Zusammen versorgten sie die Schusswunde. Auch wenn die Kugel nicht im Fleisch steckte, war es eine ernste Verletzung.
»Woher wusstest du es?« Die Frage ließ Rixel nicht los. Noch immer sah er den Moment vor sich, als der Lauf der Waffe herum schwang und der Schuss sich löste.
»Der Name.« Siw strich sich mit der Hand über die Stirn. »Der Kerl, den Kam mit den Stricknadeln erlegt hat, hatte mir den Namen genannt.«
Mit Stricknadeln erlegt? Das wollte er sich nicht einmal vorstellen. »Ich heiße Rixel«, sagte der Romeo und knotete den Verband fest um Kamherras Schulter.

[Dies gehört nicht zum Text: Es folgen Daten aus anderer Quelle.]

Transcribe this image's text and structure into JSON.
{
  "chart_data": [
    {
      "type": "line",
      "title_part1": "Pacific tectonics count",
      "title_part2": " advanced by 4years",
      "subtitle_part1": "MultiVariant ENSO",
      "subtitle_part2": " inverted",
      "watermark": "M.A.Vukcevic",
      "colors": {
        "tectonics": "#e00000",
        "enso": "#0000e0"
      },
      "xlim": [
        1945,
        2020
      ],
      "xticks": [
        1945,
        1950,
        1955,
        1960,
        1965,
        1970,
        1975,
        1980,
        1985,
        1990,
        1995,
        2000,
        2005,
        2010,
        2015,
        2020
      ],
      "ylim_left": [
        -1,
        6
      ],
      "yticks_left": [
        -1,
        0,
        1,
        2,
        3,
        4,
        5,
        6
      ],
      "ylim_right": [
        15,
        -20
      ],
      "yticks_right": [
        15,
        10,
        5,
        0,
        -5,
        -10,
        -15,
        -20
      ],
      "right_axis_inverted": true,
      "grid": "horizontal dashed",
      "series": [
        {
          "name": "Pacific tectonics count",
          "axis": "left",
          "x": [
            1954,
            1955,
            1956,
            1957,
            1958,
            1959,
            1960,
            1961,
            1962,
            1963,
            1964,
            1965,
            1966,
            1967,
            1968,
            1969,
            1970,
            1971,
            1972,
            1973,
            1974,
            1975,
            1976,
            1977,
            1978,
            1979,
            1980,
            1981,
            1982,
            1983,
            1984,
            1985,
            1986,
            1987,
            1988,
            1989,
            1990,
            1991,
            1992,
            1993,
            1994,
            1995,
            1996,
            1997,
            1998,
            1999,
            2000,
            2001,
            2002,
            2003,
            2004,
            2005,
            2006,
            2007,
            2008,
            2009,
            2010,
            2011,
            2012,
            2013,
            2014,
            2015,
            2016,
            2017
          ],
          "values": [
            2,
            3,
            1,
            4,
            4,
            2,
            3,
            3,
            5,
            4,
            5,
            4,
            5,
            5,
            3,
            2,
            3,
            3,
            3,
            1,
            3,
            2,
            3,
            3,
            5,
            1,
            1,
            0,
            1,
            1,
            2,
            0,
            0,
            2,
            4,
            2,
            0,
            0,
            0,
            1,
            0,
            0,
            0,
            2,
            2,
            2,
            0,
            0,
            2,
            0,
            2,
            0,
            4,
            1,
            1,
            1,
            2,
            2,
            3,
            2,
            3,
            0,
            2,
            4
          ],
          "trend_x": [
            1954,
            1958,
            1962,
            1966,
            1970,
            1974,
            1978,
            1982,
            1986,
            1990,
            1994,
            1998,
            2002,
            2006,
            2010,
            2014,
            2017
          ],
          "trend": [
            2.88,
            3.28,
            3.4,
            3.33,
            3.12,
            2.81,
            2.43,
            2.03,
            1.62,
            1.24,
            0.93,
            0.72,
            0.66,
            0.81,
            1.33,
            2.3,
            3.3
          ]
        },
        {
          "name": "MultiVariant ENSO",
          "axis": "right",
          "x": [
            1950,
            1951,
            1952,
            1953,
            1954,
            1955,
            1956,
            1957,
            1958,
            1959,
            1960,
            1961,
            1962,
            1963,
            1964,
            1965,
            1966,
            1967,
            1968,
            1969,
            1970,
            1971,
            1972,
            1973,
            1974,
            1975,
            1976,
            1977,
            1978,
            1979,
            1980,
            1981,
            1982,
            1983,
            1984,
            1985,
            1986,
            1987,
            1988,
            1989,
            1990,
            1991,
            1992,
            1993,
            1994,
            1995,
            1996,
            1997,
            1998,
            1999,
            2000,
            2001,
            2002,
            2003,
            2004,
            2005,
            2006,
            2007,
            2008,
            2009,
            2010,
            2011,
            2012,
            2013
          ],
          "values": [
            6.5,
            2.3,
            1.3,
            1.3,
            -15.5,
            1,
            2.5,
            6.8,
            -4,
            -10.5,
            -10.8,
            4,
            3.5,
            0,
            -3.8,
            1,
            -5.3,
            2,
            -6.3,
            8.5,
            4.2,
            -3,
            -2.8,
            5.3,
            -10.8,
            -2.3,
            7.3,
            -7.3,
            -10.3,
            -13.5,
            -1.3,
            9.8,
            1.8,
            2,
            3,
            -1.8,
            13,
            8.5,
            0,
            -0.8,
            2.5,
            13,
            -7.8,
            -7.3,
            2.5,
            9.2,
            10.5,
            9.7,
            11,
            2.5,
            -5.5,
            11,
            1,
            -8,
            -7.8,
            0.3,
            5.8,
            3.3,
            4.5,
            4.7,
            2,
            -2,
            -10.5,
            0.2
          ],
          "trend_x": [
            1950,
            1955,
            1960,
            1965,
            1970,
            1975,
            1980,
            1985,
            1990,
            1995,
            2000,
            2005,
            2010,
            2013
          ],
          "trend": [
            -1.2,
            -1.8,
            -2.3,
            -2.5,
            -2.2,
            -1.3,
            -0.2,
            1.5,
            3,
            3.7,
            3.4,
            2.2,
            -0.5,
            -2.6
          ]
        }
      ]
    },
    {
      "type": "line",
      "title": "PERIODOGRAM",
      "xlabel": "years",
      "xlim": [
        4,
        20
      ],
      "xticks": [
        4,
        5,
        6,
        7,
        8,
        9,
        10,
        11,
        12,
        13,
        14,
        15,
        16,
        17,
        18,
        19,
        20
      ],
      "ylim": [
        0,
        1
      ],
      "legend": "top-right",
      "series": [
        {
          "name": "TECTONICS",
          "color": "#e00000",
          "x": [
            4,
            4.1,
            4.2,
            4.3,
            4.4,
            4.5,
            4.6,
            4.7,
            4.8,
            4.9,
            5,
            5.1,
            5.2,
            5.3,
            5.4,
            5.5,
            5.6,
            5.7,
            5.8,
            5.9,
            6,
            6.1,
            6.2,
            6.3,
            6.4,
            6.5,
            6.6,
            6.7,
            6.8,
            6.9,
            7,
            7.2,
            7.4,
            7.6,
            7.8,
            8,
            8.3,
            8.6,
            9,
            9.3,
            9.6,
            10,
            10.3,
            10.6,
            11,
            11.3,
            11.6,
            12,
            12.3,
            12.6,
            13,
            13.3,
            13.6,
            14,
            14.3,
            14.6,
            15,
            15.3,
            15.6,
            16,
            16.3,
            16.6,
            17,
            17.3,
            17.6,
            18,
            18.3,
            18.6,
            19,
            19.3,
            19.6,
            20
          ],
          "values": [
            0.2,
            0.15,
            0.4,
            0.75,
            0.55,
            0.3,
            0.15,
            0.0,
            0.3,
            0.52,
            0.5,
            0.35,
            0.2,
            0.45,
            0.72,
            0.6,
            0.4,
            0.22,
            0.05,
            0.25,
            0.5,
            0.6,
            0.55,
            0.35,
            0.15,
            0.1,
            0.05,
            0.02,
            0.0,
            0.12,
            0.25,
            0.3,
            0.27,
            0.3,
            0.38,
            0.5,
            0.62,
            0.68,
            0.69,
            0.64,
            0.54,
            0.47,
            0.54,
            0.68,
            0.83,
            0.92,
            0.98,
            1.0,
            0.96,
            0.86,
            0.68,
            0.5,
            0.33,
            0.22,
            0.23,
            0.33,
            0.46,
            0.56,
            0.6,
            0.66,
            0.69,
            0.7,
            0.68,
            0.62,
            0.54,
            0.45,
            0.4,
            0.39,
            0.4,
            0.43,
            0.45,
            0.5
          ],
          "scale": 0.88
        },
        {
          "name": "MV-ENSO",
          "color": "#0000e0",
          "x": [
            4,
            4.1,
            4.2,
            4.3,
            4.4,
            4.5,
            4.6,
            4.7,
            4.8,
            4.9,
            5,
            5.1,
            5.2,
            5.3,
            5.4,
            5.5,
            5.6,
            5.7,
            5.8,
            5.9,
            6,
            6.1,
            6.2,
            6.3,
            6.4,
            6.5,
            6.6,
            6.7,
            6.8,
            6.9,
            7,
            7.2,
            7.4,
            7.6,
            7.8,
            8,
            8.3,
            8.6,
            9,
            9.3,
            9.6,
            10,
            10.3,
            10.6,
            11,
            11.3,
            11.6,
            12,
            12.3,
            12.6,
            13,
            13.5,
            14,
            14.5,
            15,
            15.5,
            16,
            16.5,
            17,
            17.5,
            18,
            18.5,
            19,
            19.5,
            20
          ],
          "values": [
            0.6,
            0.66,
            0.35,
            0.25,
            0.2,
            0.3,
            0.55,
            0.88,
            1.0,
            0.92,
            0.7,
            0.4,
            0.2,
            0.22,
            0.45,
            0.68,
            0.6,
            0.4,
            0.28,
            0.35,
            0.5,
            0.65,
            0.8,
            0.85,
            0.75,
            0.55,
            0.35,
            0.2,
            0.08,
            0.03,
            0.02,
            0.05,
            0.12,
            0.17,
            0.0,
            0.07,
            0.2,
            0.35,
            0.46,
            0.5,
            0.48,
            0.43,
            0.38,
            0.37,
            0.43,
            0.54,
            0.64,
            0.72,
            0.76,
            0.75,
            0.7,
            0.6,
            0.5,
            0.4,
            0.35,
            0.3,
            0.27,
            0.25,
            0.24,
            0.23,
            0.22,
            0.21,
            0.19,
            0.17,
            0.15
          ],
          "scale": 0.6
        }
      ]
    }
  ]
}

»Siw.« Sie wickelte das freie Ende der Decke um Kam. »Und das ist Kamherra.«
*
Gaius lag auf dem Rücken und starrte zum Sternenhimmel hinauf. Der Tag hatte so gut angefangen. Mit einem kräftigen Frühstück aus Würstchen und einer Tasse Tee. Und er hatte einen neuen Akku für sein Book bekommen. Von ein paar Leuten die sich begeistert seine Geschichten angehört hatten. Drei Tage war er mit ihnen gezogen. Eine Art Hippiekommune, die sich vom Weltuntergang nicht die Laune verderben lassen wollte. Sie hatten ihm sogar angeboten bei ihnen zu bleiben, aber das war nicht seine Welt.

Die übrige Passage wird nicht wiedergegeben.